On April 22, 2005, the Association of University Teachers in Britain voted to boycott two Israeli universities, Haifa and Bar Ilan, on the basis of allegations both universities strenuously insist are untrue. No evidence against the charges was admitted. Debate was curtailed. When delegates opposed to the motion sought to speak they were told there was no time. The votes themselves were held on the eve of Passover, when most religious Jews were unable to attend. At a stroke, the decision threatened to plunge British university life back into the early-19th century when dissenting voices were simply barred from the academic conversation. If teachers do not fight for the hearing of all sides, who will?

As a matter of principle I spend part of every year teaching at universities, some in Britain, others in Israel. I hold Haifa and Bar Ilan in particular regard, the former because of its outreach to the Arab population who form almost a quarter of its student body, the latter because of its efforts to bridge the secular-religious divide.

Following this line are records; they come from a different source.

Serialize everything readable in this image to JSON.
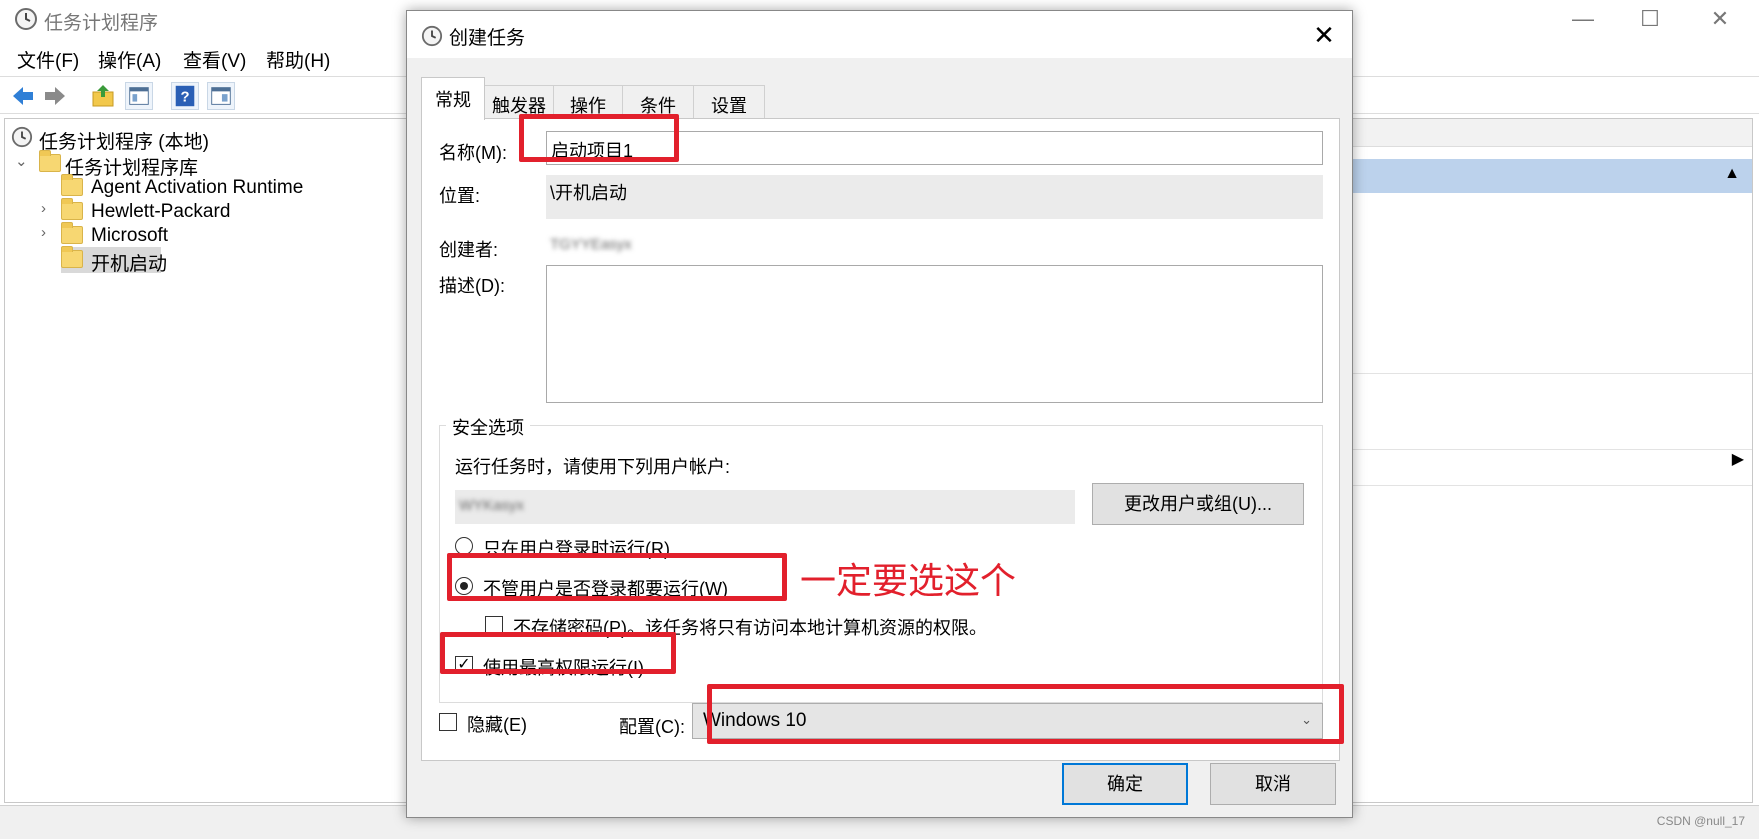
{
  "main_window": {
    "title": "任务计划程序",
    "controls": {
      "minimize": "—",
      "maximize": "☐",
      "close": "✕"
    },
    "menu": [
      "文件(F)",
      "操作(A)",
      "查看(V)",
      "帮助(H)"
    ],
    "tree": {
      "root": "任务计划程序 (本地)",
      "library": "任务计划程序库",
      "folders": [
        "Agent Activation Runtime",
        "Hewlett-Packard",
        "Microsoft",
        "开机启动"
      ],
      "selected": "开机启动"
    }
  },
  "dialog": {
    "title": "创建任务",
    "tabs": [
      "常规",
      "触发器",
      "操作",
      "条件",
      "设置"
    ],
    "active_tab": "常规",
    "name_label": "名称(M):",
    "name_value": "启动项目1",
    "location_label": "位置:",
    "location_value": "\\开机启动",
    "author_label": "创建者:",
    "author_value": "TGYYEasyx",
    "description_label": "描述(D):",
    "description_value": "",
    "security": {
      "legend": "安全选项",
      "run_as_label": "运行任务时，请使用下列用户帐户:",
      "user_value": "WYKasyx",
      "change_user_button": "更改用户或组(U)...",
      "radio_logged_on": "只在用户登录时运行(R)",
      "radio_whether_logged": "不管用户是否登录都要运行(W)",
      "selected_radio": "whether_logged",
      "no_store_password": "不存储密码(P)。该任务将只有访问本地计算机资源的权限。",
      "no_store_password_checked": false,
      "highest_privileges": "使用最高权限运行(I)",
      "highest_privileges_checked": true
    },
    "hidden_label": "隐藏(E)",
    "hidden_checked": false,
    "configure_label": "配置(C):",
    "configure_value": "Windows 10",
    "ok_button": "确定",
    "cancel_button": "取消"
  },
  "annotation": {
    "text": "一定要选这个",
    "color": "#e2202c"
  },
  "watermark": "CSDN @null_17",
  "check_mark": "✓"
}
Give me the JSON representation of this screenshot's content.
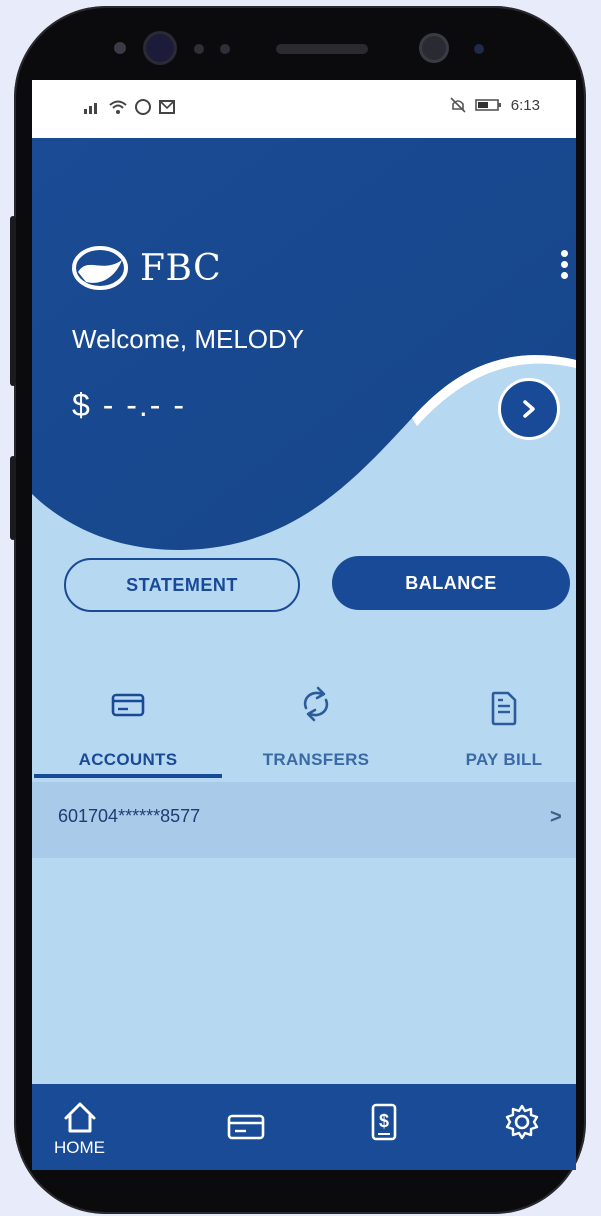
{
  "status_bar": {
    "left_icons": [
      "signal-icon",
      "wifi-icon",
      "whatsapp-icon",
      "message-icon"
    ],
    "right_icons": [
      "mute-icon",
      "battery-icon"
    ],
    "time": "6:13"
  },
  "header": {
    "brand_name": "FBC",
    "welcome_text": "Welcome, MELODY",
    "balance_masked": "$ - -.- -",
    "menu_icon": "kebab-menu-icon",
    "next_icon": "chevron-right-icon"
  },
  "actions": {
    "statement_label": "STATEMENT",
    "balance_label": "BALANCE"
  },
  "tabs": [
    {
      "label": "ACCOUNTS",
      "icon": "card-icon",
      "active": true
    },
    {
      "label": "TRANSFERS",
      "icon": "transfer-icon",
      "active": false
    },
    {
      "label": "PAY BILL",
      "icon": "bill-icon",
      "active": false
    }
  ],
  "accounts": [
    {
      "number": "601704******8577"
    }
  ],
  "bottom_nav": [
    {
      "label": "HOME",
      "icon": "home-icon",
      "active": true
    },
    {
      "label": "",
      "icon": "card-icon"
    },
    {
      "label": "",
      "icon": "dollar-receipt-icon"
    },
    {
      "label": "",
      "icon": "gear-icon"
    }
  ],
  "colors": {
    "primary": "#194a97",
    "hero_blue": "#1a4b94",
    "light_bg": "#b7d8f1",
    "row_bg": "#a9cae9",
    "page_bg": "#e7ebfa"
  }
}
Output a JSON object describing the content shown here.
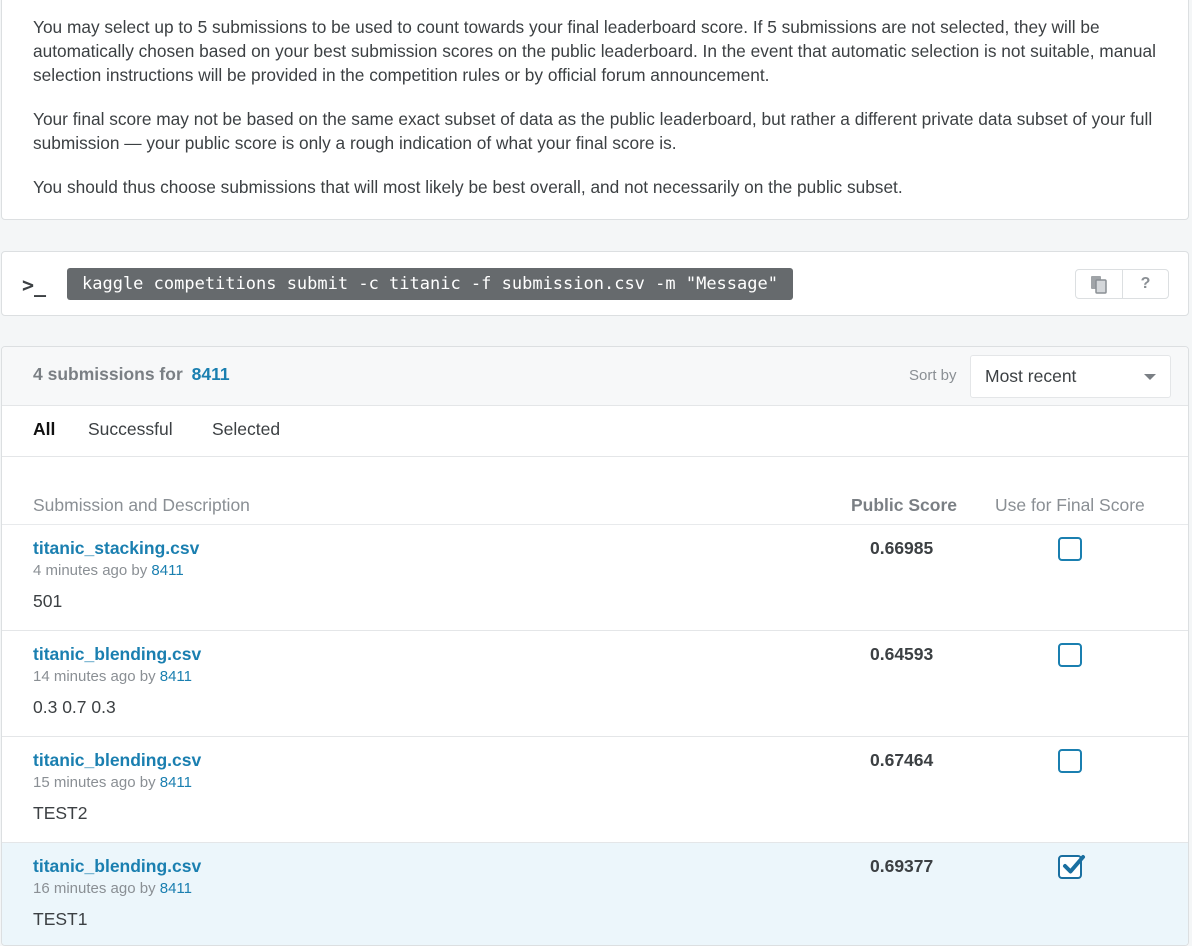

Boycotts, witch-hunts, the demonisation of opponents and the use of power to silence those with whom you disagree are incompatible with academic freedom and the principles of the university. This is more than an intellectual point; it is a religious one as well. The Talmud says that the views of the school of Hillel were accepted because they taught the views of their opponents as well as their own. The Islamic philosopher Averroës insisted that truth never fears honest debate.

Aquinas put it simply: “Beware the man of one book.” Beware the institution of one mind.

Academic life is about building bridges, not destroying them; opening minds, not closing them; hearing both sides of an argument, not one alone. How ironic it is that while Israeli academics are fostering dialogue, some of their British counterparts are trying to silence it. And how tragic that Jews, after all they have contributed to academic life, are made to feel like pariahs on campus if they dare support a country they love – the country that brought democracy and academic freedom to the Middle East.

In an address at Oxford after the Second World War, the poet John Masefield said, “There are few earthly things more splendid than a university. In these days of broken frontiers and collapsing values . . . wherever a university . . . exists, the free minds of men, urged on to full and fair inquiry, may still bring wisdom into human affairs. ”That vision needs to be reaffirmed. Universities are the guardians of intellectual freedom and integrity. Boycotts are a betrayal of that trust.